Je me souviens de la première foire internationale du livre à Sao Paulo, des flashes de la milice brésilienne à l’aéroport. Je me souviens que je cherche à rencontrer Clarice Lispector, dont je viens de découvrir le génie. Pendant ce temps, en voyage à Paris, elle passe à la librairie Des Femmes. Je me souviens d’Anaïs Nin, belle et fraîche comme une jeune fille en fleurs, qui a voulu me rencontrer à cause de « Psychanalyse et Politique », ses deux passions, me dit-elle.
Je me souviens de ma rage en lisant L’Homme Moïse et le monothéisme ; Freud exalte l’écrasement des femmes, des sens, de la matière, par le triomphe de l’abstraction, de la spiritualité, du patriarcat et du matricide. Pour réveiller les Euménides, qui, depuis, sont ensevelies sous taire, je fais une association, Les Erinyes. Je me souviens de Lacan, qui joue avec des cubes, des ficelles et des noeuds pendant mes séances, sans perdre un mot de ce que je lui raconte.
Je me souviens du bandeau de l’éditeur sur chaque exemplaire de Speculum de Luce Irigaray : « Le M.L.F. reçoit ses premières justifications théoriques ». Quelle humiliation, quelle offense ! Qu’avions-nous besoin de justifications ! La théorie, nous n’avions cessé de la produire en même temps que l’action depuis six ans.

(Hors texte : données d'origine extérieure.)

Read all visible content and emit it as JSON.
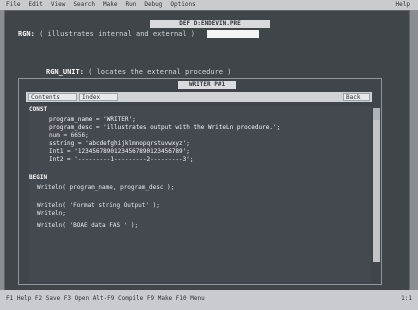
{
  "menu": {
    "items": [
      "File",
      "Edit",
      "View",
      "Search",
      "Make",
      "Run",
      "Debug",
      "Options"
    ],
    "help": "Help"
  },
  "outer_window": {
    "title": "DEF D:ENDEVIN.PRE"
  },
  "form": {
    "row1_label": "RGN:",
    "row1_value": "( illustrates internal and external )",
    "row2_label": "RGN_UNIT:",
    "row2_value": "( locates the external procedure )"
  },
  "writer_window": {
    "title": "WRITER P#1",
    "buttons": {
      "contents": "Contents",
      "index": "Index",
      "back": "Back"
    }
  },
  "code": {
    "lines": [
      "CONST",
      "program_name = 'WRITER';",
      "program_desc = 'illustrates output with the WriteLn procedure.';",
      "num = 6656;",
      "sstring = 'abcdefghijklmnopqrstuvwxyz';",
      "Int1 = '12345678901234567890123456789';",
      "Int2 = '---------1---------2---------3';",
      "BEGIN",
      "Writeln( program_name, program_desc );",
      "Writeln( 'Format string      Output' );",
      "Writeln;",
      "Writeln( 'BOAE data          FAS ' );"
    ]
  },
  "status": {
    "left": "F1 Help  F2 Save  F3 Open  Alt-F9 Compile  F9 Make  F10 Menu",
    "right": "1:1"
  }
}
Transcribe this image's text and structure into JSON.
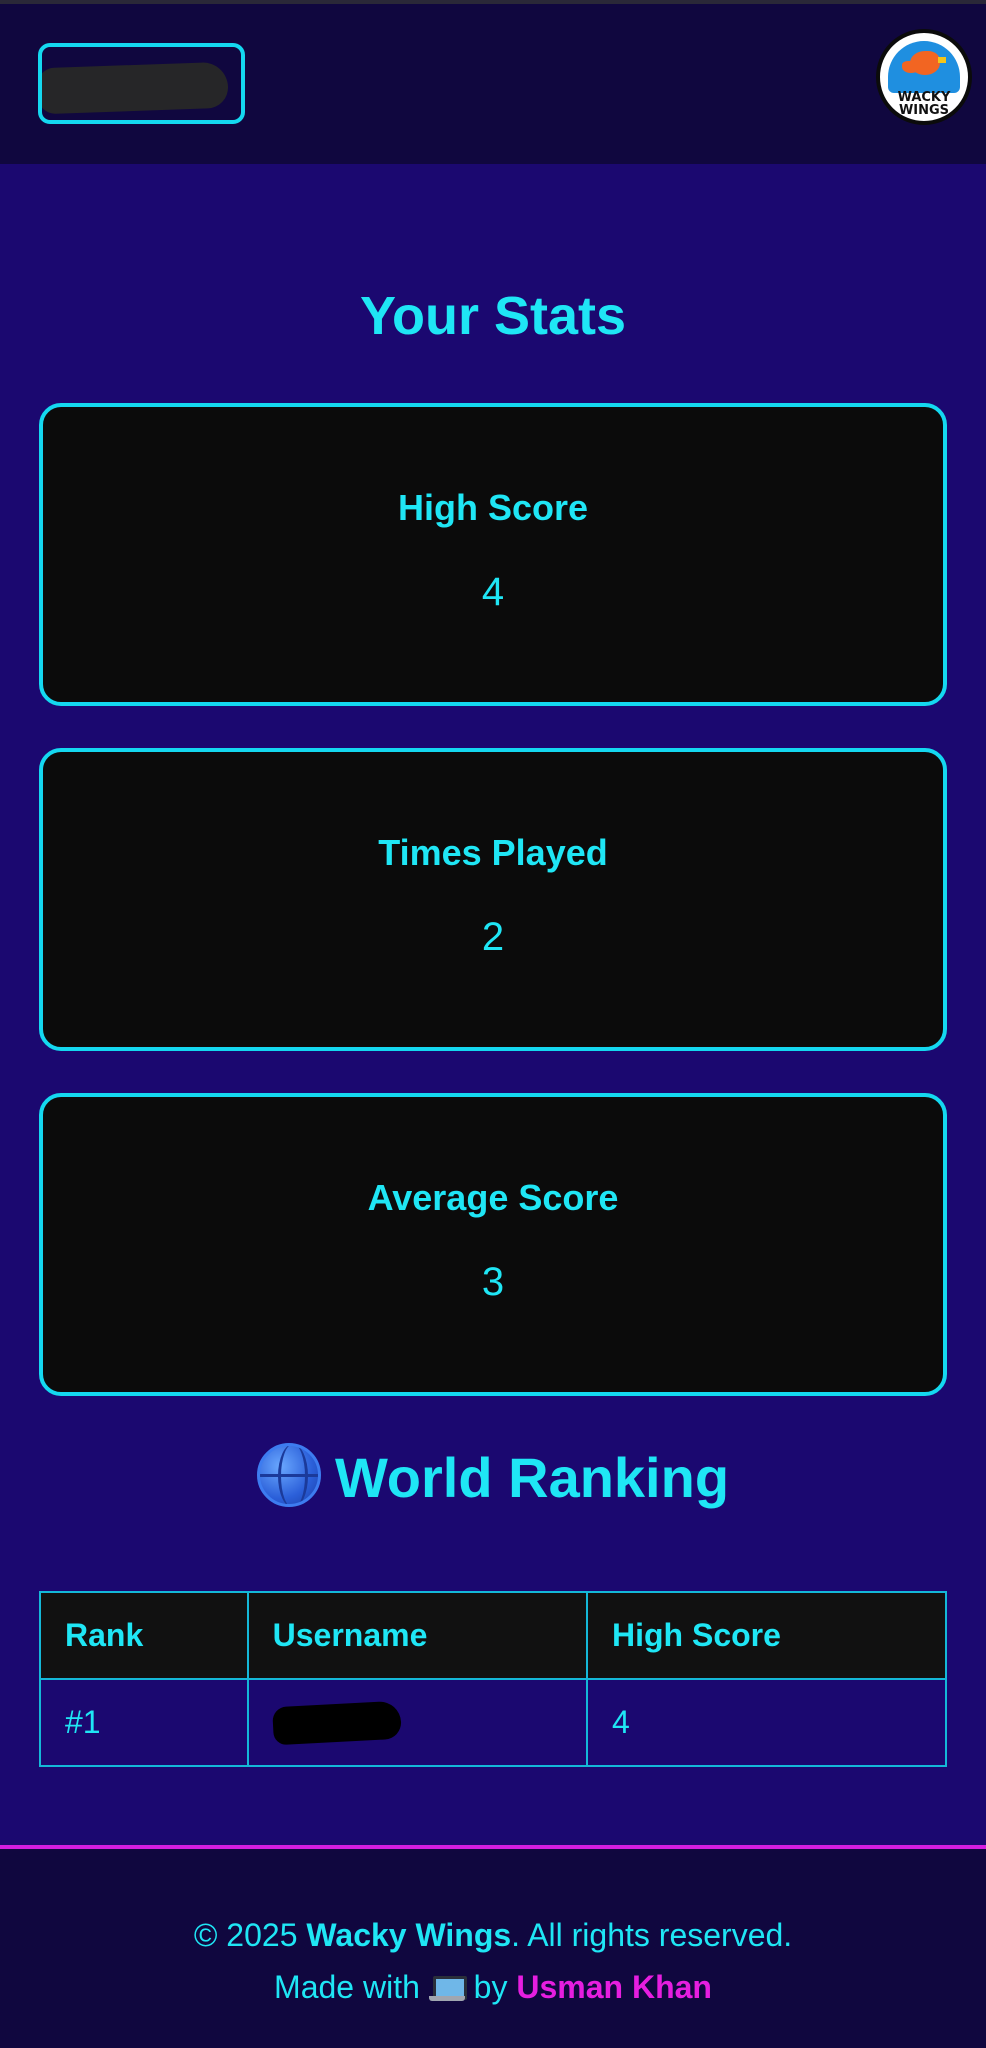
{
  "header": {
    "logo_text": "WACKY WINGS"
  },
  "stats": {
    "title": "Your Stats",
    "cards": [
      {
        "label": "High Score",
        "value": "4"
      },
      {
        "label": "Times Played",
        "value": "2"
      },
      {
        "label": "Average Score",
        "value": "3"
      }
    ]
  },
  "ranking": {
    "title": "World Ranking",
    "columns": [
      "Rank",
      "Username",
      "High Score"
    ],
    "rows": [
      {
        "rank": "#1",
        "username": "",
        "high_score": "4"
      }
    ]
  },
  "footer": {
    "copyright_prefix": "© 2025 ",
    "brand": "Wacky Wings",
    "copyright_suffix": ". All rights reserved.",
    "made_with": "Made with",
    "by": "by",
    "author": "Usman Khan"
  },
  "colors": {
    "background": "#1b0870",
    "header_bg": "#10073f",
    "accent_cyan": "#1fe6f5",
    "card_bg": "#0b0b0b",
    "author_magenta": "#e61ee0"
  },
  "icons": {
    "ranking": "globe-icon",
    "footer": "laptop-icon"
  }
}
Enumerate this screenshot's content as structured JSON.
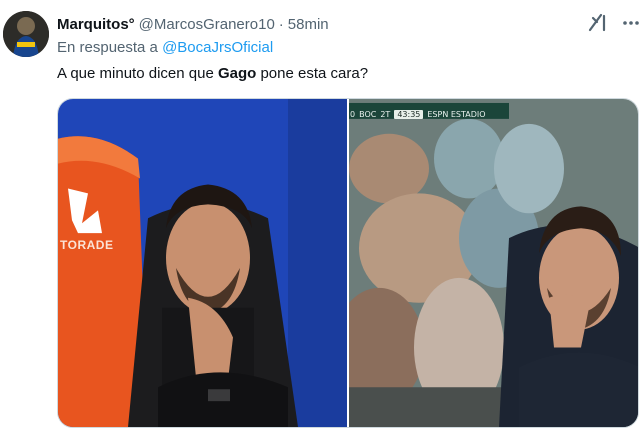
{
  "author": {
    "name": "Marquitos",
    "badge": "°",
    "handle": "@MarcosGranero10",
    "separator": "·",
    "time": "58min"
  },
  "reply": {
    "prefix": "En respuesta a",
    "mention": "@BocaJrsOficial"
  },
  "tweet": {
    "before": "A que minuto dicen que ",
    "bold": "Gago",
    "after": " pone esta cara?"
  },
  "media": {
    "left_photo": {
      "brand_text": "TORADE"
    },
    "right_photo": {
      "scorebug": {
        "home_score": "0",
        "home_team": "BOC",
        "half": "2T",
        "clock": "43:35",
        "extra": "ESPN ESTADIO"
      }
    }
  },
  "colors": {
    "mention": "#1d9bf0",
    "secondary_text": "#536471",
    "border": "#cfd9de"
  },
  "icons": [
    "avatar",
    "grok-icon",
    "more-icon"
  ]
}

Je me souviens qu’en voyant Lacombe Lucien je me souviens de la Gestapo, de la milice, de l’occupation à Plan-de-Cuques, de l’évacuation du quartier Saint-Jean, du bombardement de la Belle-de-Mai, de la guerre à Marseille. Je me souviens que Soljenitsyne est expulsé d’URSS. Je me souviens que je redécouvre la démocratie, à la fois par le scandale de Watergate, la révolution des Oeillets au Portugal et la fin des généraux en Grèce. Je me souviens que Franco, qui a pris le pouvoir le 1er octobre 1936, le jour de ma naissance, tient toujours l’Espagne sous sa botte. Je me souviens de notre mobilisation pour Eva Forest et ses amis emprisonnés, torturés, parfois assassinés. Mais je me souviens aussi qu’en Italie les féministes obligent la démocratie chrétienne à organiser un referendum sur le divorce. Je me souviens encore de la quatrième rencontre européenne et internationale, organisée cette fois à Arcachon par mon M.L.F.

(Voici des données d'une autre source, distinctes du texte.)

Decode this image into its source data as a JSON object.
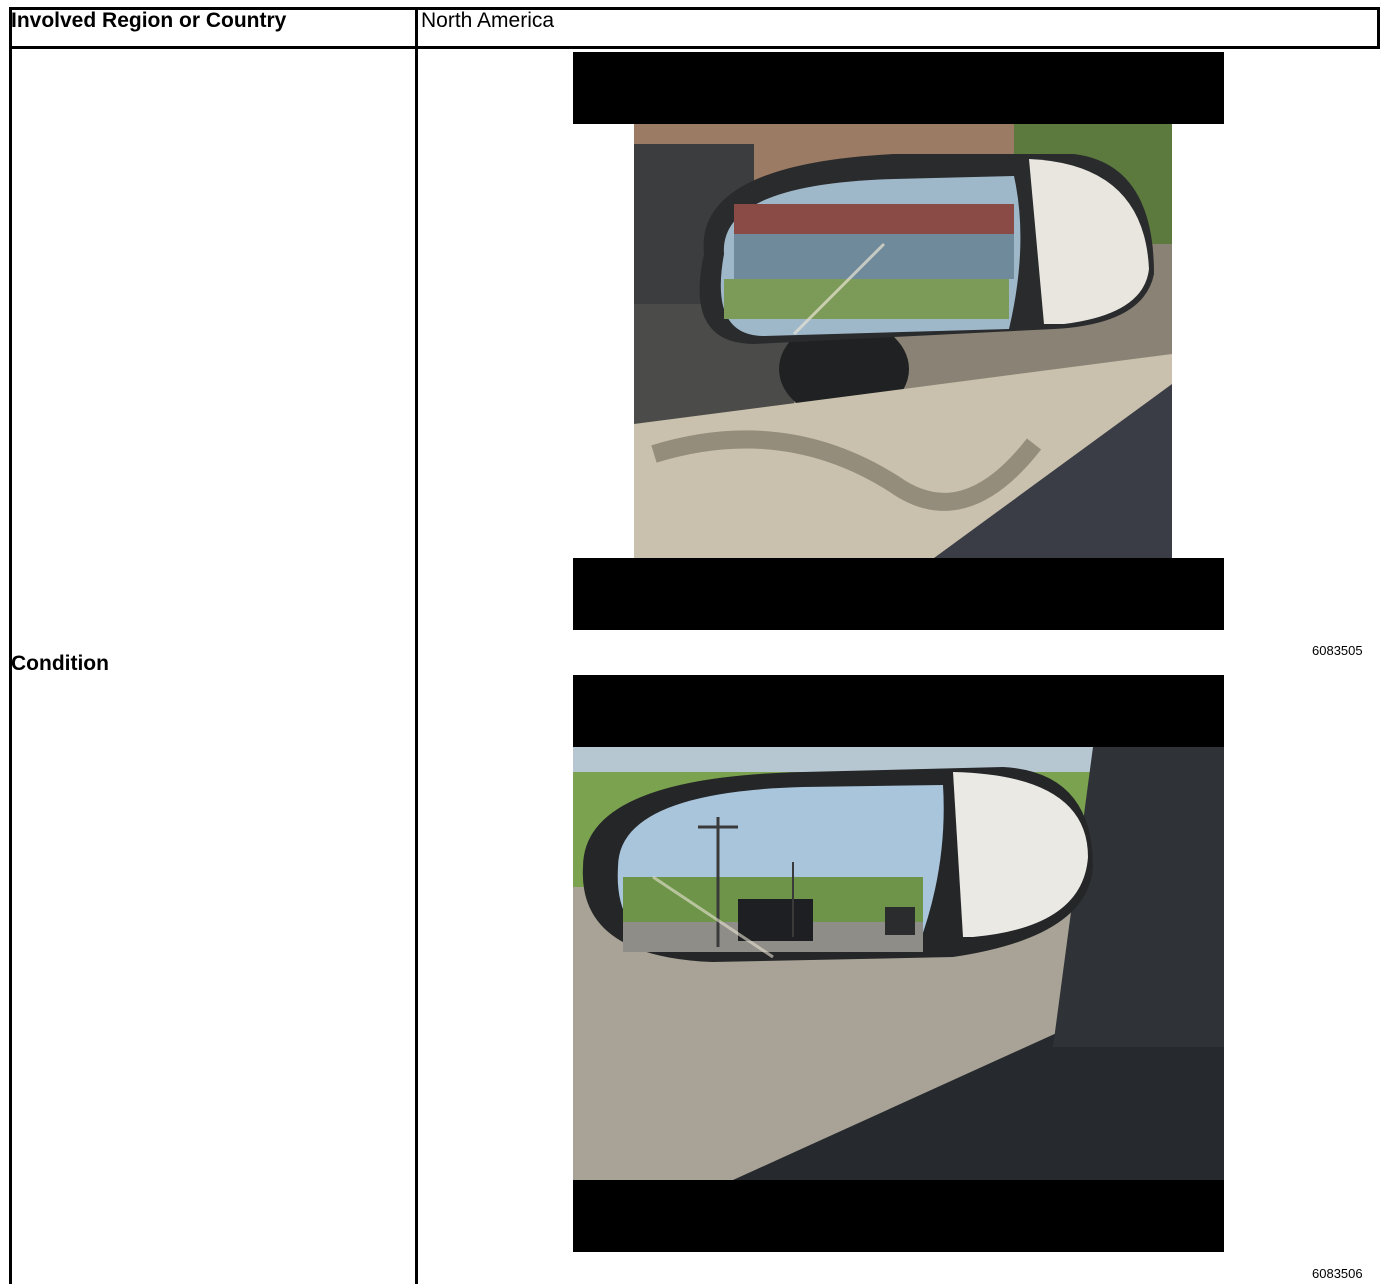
{
  "table": {
    "row1": {
      "label": "Involved Region or Country",
      "value": "North America"
    },
    "row2": {
      "label": "Condition",
      "figures": [
        {
          "id": "6083505",
          "subject": "driver side mirror, parked"
        },
        {
          "id": "6083506",
          "subject": "driver side mirror, driving"
        }
      ]
    }
  }
}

Je me souviens de notre déception que la droite repasse après la mort de Georges Pompidou et crée un secrétariat d’Etat à la Condition féminine bien pâlichon aux yeux de notre flamboyant M.L.F. Je me souviens du Manifeste des 343, des manif-fêtes joyeuses et des réunions sans fin. Je me souviens de notre déception d’une I.V.G. non gratuite et donc très peu libre pour la majorité des femmes. Je me souviens du premier livre publié par Des Femmes, quinze ans avant le ras-le-bol des infirmières : Hosto-Blues, de Victoria Thérame.
Je me souviens que je n’ai toujours pas la télévision mais que je participe aux « Dossiers de l’écran » avec mon amie Michèle Montrelay sur La Femme de Jean. Mais c’est surtout Charlotte Rampling et Liliana Cavani que j’ai admirées passionnément pour Portier de nuit. Je me souviens de Julie Dassin, ma copine musicienne, et des chansons de Joe, son frère. Je me souviens du premier festival de films de femmes organisé à Paris par « Musidora ». Je me souviens qu’il me reste à monter le film que j’ai tourné, l’été 73, avec Delphine Seyrig.